Silicon is a very common element in nature and is generally known under its natural inorganic forms such as silica and silicate, and also under the form of synthetic polymers, the silicones. These silicon-containing compounds are barely soluble or not at all soluble in aqueous medium which explains their weak incidence at the alive organisms level. The silicones, in particular, are characterized by a great inertia towards the biological medium and consequently present a high biocompatibility.
However, the silicon, even in minute quantities, plays an important biological role and must be considered as an essential element of life. It is especially necessary for a normal growth of numerous species. It has been demonstrated that silicon was intervening in the connective tissue structuration in interacting with the glycosaminoglycan and proteins. This is one of the constitutive elements of proteins-glycosaminoglycan complexes found in the extracellular matrix of these tissues. Silicon also interacts with the glycosaminoglycan in the cartilage tissue development. We also know that silicon plays an important role in the bone formation where it favours the mineralization process.
Besides, silicon can be considered as a collagen constituent and we think that it plays a major role in the reticulation process of collagen fibers. Silicon also intervenes at the hair texture level where it would especially contribute to increase the resistance of the hair fibre. Silicon is also involved in the cell metabolism and it would be especially favourable to the metabolic activity of osteoblasts.
Beyond the cross-linking power of silicon and its implication in the metabolic activity of some cells, it appears that a high silicon content, in the tissues, jointly with the glycosaminoglycan content is characteristic of healthy and metabolically active tissues. In the same way, numerous works have demonstrated the importance of silicon in the physiological cycle regulation of the hair.
Today's researches tend to reinforce the idea that silicon intervenes in numerous biological mechanisms. Recent works have even demonstrated that silicon plays a major role in the aluminum elimination by biological systems.
Works of the applicant have demonstrated that silicon compounds could constitute a form of assimilable silicon by the organism (as opposed to mineral silicon or to silicones) on condition that it possesses the characteristic of existing in aqueous solution under the form of soluble oligomers of low molecular weight. Furthermore, another necessary characteristic of the oligomers activity in aqueous solution is to present numerous Si--OH functions. So, it is evident that the biological properties of these bioavailable compounds are only observed if they form soluble oligomers in aqueous solution, which result from a chain of siloxane bonds Si--O--Si, rich in Si--OH functions.
Apart from the fact that the presence of Si-OH highly polar functions confers their water solubility to the oligomers, at the present time, we think that a part of the properties observed are conducted by the fact that the chemical species involved in most of the above mentioned biological mechanisms would be a form of soluble silicon, the silicic acid of Si(OH).sub.4 formula. This compound only exists at very low concentrations in water since it has a very strong tendency to polycondense to form silica.

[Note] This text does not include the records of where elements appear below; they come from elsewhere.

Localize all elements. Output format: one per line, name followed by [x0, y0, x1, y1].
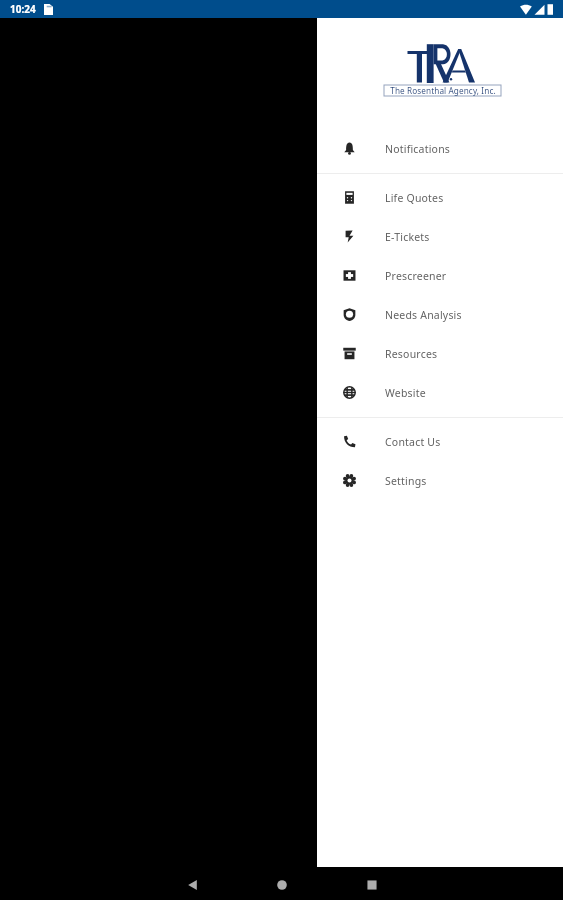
button[interactable]: Website	[317, 373, 563, 412]
button[interactable]: Resources	[317, 334, 563, 373]
button[interactable]: Home	[269, 872, 295, 898]
button[interactable]: Settings	[317, 461, 563, 500]
button[interactable]: Contact Us	[317, 422, 563, 461]
button[interactable]: Needs Analysis	[317, 295, 563, 334]
staticText: Website	[385, 386, 426, 400]
button[interactable]: Prescreener	[317, 256, 563, 295]
staticText: E-Tickets	[385, 230, 430, 244]
button[interactable]: Life Quotes	[317, 178, 563, 217]
button[interactable]: E-Tickets	[317, 217, 563, 256]
button[interactable]: Notifications	[317, 129, 563, 168]
button[interactable]: Recent apps	[359, 872, 385, 898]
staticText: Resources	[385, 347, 438, 361]
staticText: Prescreener	[385, 269, 447, 283]
staticText: Contact Us	[385, 435, 441, 449]
staticText: 10:24	[10, 2, 36, 16]
button[interactable]: Back	[180, 872, 206, 898]
staticText: Life Quotes	[385, 191, 444, 205]
staticText: Settings	[385, 474, 427, 488]
staticText: The Rosenthal Agency, Inc.	[390, 85, 496, 96]
staticText: Notifications	[385, 142, 451, 156]
staticText: Needs Analysis	[385, 308, 462, 322]
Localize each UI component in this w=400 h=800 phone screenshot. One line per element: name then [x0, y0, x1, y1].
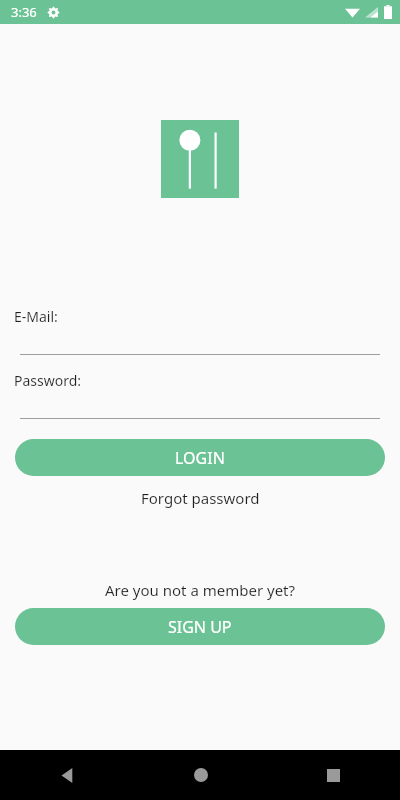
button[interactable]: E-Mail:: [0, 307, 400, 355]
button[interactable]: LOGIN: [15, 439, 385, 476]
button[interactable]: Password:: [0, 371, 400, 419]
staticText: LOGIN: [175, 447, 225, 469]
button[interactable]: Back: [0, 750, 134, 800]
staticText: SIGN UP: [168, 616, 232, 638]
staticText: Are you not a member yet?: [105, 580, 296, 600]
button[interactable]: Forgot password: [0, 486, 400, 510]
staticText: Password:: [14, 371, 82, 390]
staticText: Forgot password: [141, 488, 260, 508]
staticText: 3:36: [11, 3, 37, 21]
button[interactable]: SIGN UP: [15, 608, 385, 645]
button[interactable]: Home: [134, 750, 267, 800]
button[interactable]: Recent apps: [267, 750, 400, 800]
staticText: E-Mail:: [14, 307, 58, 326]
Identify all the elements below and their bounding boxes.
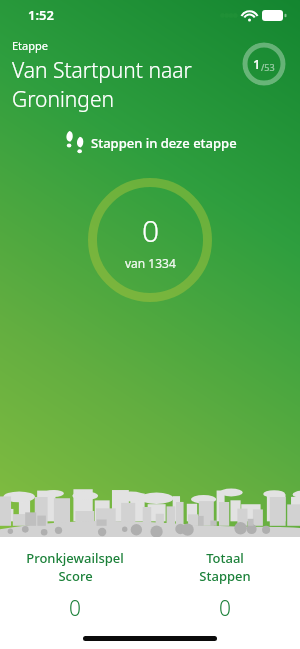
- staticText: 0: [69, 594, 81, 623]
- staticText: Stappen: [199, 567, 251, 585]
- staticText: Groningen: [12, 85, 114, 114]
- staticText: Totaal: [206, 549, 244, 567]
- staticText: 1:52: [28, 6, 54, 24]
- button[interactable]: Etappe 1 van 53: [242, 42, 286, 86]
- staticText: van 1334: [125, 255, 176, 271]
- button[interactable]: Totaal: [150, 549, 300, 623]
- staticText: /53: [261, 61, 275, 73]
- staticText: Etappe: [12, 38, 48, 53]
- staticText: Score: [58, 567, 93, 585]
- staticText: Stappen in deze etappe: [91, 134, 237, 152]
- staticText: 1: [253, 55, 261, 73]
- staticText: 0: [142, 210, 160, 251]
- staticText: Van Startpunt naar: [12, 56, 192, 85]
- staticText: Pronkjewailspel: [26, 549, 124, 567]
- staticText: 0: [219, 594, 231, 623]
- button[interactable]: Pronkjewailspel: [0, 549, 150, 623]
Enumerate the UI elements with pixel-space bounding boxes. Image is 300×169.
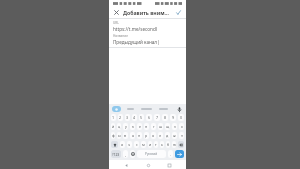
button[interactable]: ф (111, 132, 115, 139)
button[interactable]: в (123, 132, 128, 139)
button[interactable]: Voice input (175, 105, 183, 113)
button[interactable]: Название (113, 34, 182, 45)
button[interactable]: м (141, 141, 146, 148)
button[interactable]: у (123, 123, 128, 130)
button[interactable]: р (144, 132, 149, 139)
button[interactable]: т (154, 141, 158, 148)
staticText: м (142, 142, 145, 147)
staticText: р (145, 133, 148, 138)
button[interactable]: е (137, 123, 142, 130)
staticText: 8 (164, 115, 167, 120)
staticText: . (170, 152, 172, 157)
button[interactable]: 6 (146, 114, 152, 121)
button[interactable]: я (120, 141, 125, 148)
button[interactable]: URL (113, 21, 182, 32)
staticText: я (121, 142, 124, 147)
button[interactable]: б (166, 141, 170, 148)
button[interactable]: п (137, 132, 142, 139)
staticText: у (125, 124, 127, 129)
button[interactable]: ?123 (111, 150, 121, 158)
button[interactable] (141, 108, 152, 110)
staticText: 2 (119, 115, 122, 120)
button[interactable]: 0 (178, 114, 184, 121)
button[interactable]: ч (127, 141, 132, 148)
button[interactable]: а (130, 132, 135, 139)
button[interactable]: ж (172, 132, 177, 139)
button[interactable]: Русский (137, 150, 166, 158)
staticText: 1 (112, 115, 115, 120)
button[interactable]: , (123, 150, 128, 158)
staticText: ш (159, 124, 163, 129)
staticText: ф (112, 133, 115, 138)
button[interactable]: Home (144, 161, 152, 169)
button[interactable]: 9 (170, 114, 176, 121)
button[interactable]: 8 (162, 114, 168, 121)
staticText: к (132, 124, 134, 129)
staticText: URL (113, 21, 119, 25)
staticText: Русский (145, 152, 158, 156)
button[interactable]: Back (122, 161, 130, 169)
button[interactable]: э (179, 132, 184, 139)
staticText: е (139, 124, 141, 129)
button[interactable]: с (134, 141, 139, 148)
button[interactable]: Emoji (130, 150, 135, 158)
button[interactable]: д (165, 132, 170, 139)
button[interactable]: х (179, 123, 184, 130)
staticText: ь (161, 142, 163, 147)
staticText: ы (118, 133, 121, 138)
staticText: ю (173, 142, 176, 147)
button[interactable]: Recents (165, 161, 173, 169)
button[interactable]: н (144, 123, 149, 130)
button[interactable]: 5 (139, 114, 144, 121)
button[interactable]: Enter (175, 150, 184, 158)
button[interactable]: ш (158, 123, 163, 130)
staticText: д (166, 133, 169, 138)
staticText: с (136, 142, 138, 147)
staticText: н (145, 124, 148, 129)
button[interactable]: 4 (132, 114, 137, 121)
staticText: 5 (140, 115, 143, 120)
button[interactable]: о (151, 132, 156, 139)
button[interactable]: ц (117, 123, 121, 130)
button[interactable]: 2 (118, 114, 123, 121)
staticText: ж (173, 133, 176, 138)
staticText: 4 (133, 115, 136, 120)
staticText: а (132, 133, 134, 138)
button[interactable]: г (151, 123, 156, 130)
staticText: б (167, 142, 170, 147)
staticText: Добавить внимание с… (123, 9, 172, 16)
button[interactable]: щ (165, 123, 170, 130)
staticText: 0 (180, 115, 183, 120)
button[interactable] (159, 108, 168, 110)
button[interactable]: Save (174, 8, 183, 17)
button[interactable]: й (111, 123, 115, 130)
staticText: Предыдущий канал| (113, 39, 160, 45)
staticText: 9 (172, 115, 175, 120)
staticText: https://t.me/secondl (113, 26, 157, 32)
button[interactable]: . (168, 150, 173, 158)
staticText: , (125, 152, 127, 157)
staticText: з (174, 124, 176, 129)
button[interactable]: 3 (125, 114, 130, 121)
staticText: ц (118, 124, 121, 129)
button[interactable] (127, 108, 134, 110)
button[interactable]: Backspace (178, 141, 184, 148)
staticText: щ (166, 124, 170, 129)
button[interactable]: Close (112, 8, 121, 17)
button[interactable]: и (148, 141, 152, 148)
staticText: г (153, 124, 155, 129)
button[interactable]: ю (172, 141, 176, 148)
button[interactable]: 7 (154, 114, 160, 121)
button[interactable] (112, 106, 121, 112)
staticText: п (138, 133, 141, 138)
button[interactable]: з (172, 123, 177, 130)
button[interactable]: Shift (111, 141, 118, 148)
staticText: о (152, 133, 155, 138)
button[interactable]: ь (160, 141, 164, 148)
button[interactable]: ы (117, 132, 121, 139)
button[interactable]: л (158, 132, 163, 139)
button[interactable]: к (130, 123, 135, 130)
button[interactable]: 1 (111, 114, 116, 121)
staticText: ?123 (112, 152, 120, 157)
staticText: й (112, 124, 115, 129)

Consequently we have researched more stable products similar to silicic acid, by chemically modifying the Si-OH functions. It quickly became obvious that these functions were essential for the biological activity. In other respects, we knew that a series of natural compounds, and among them, the tannins and the catecholamines were capable of forming a complex with the silicic acid and like this were capable of increasing its stability in solution. These complexes would be the way of transport for the silicic acid in the organism and it is under this form that the cell would introduce the silicon. Nevertheless, their stability is still too weak for the carrying out of a pharmacologically active product.
The applicant has perfected active analogues of these complexes. It concerns products resulting from the complexation between a complexing molecule and an active organo-silicon compound. The characteristic of these compounds is to possess several Si-OH functions like the silicic acid, but also one or two carbon-silicon bonds. Nevertheless, these analogues possessing researched biological properties, even if they are more stable than the silicic acid complexes, still they must be prepared under the form of diluted aqueous solutions, which silicon content cannot exceed 2 g/litre owing to the fact that with a higher concentration, we would favour the polycondensation.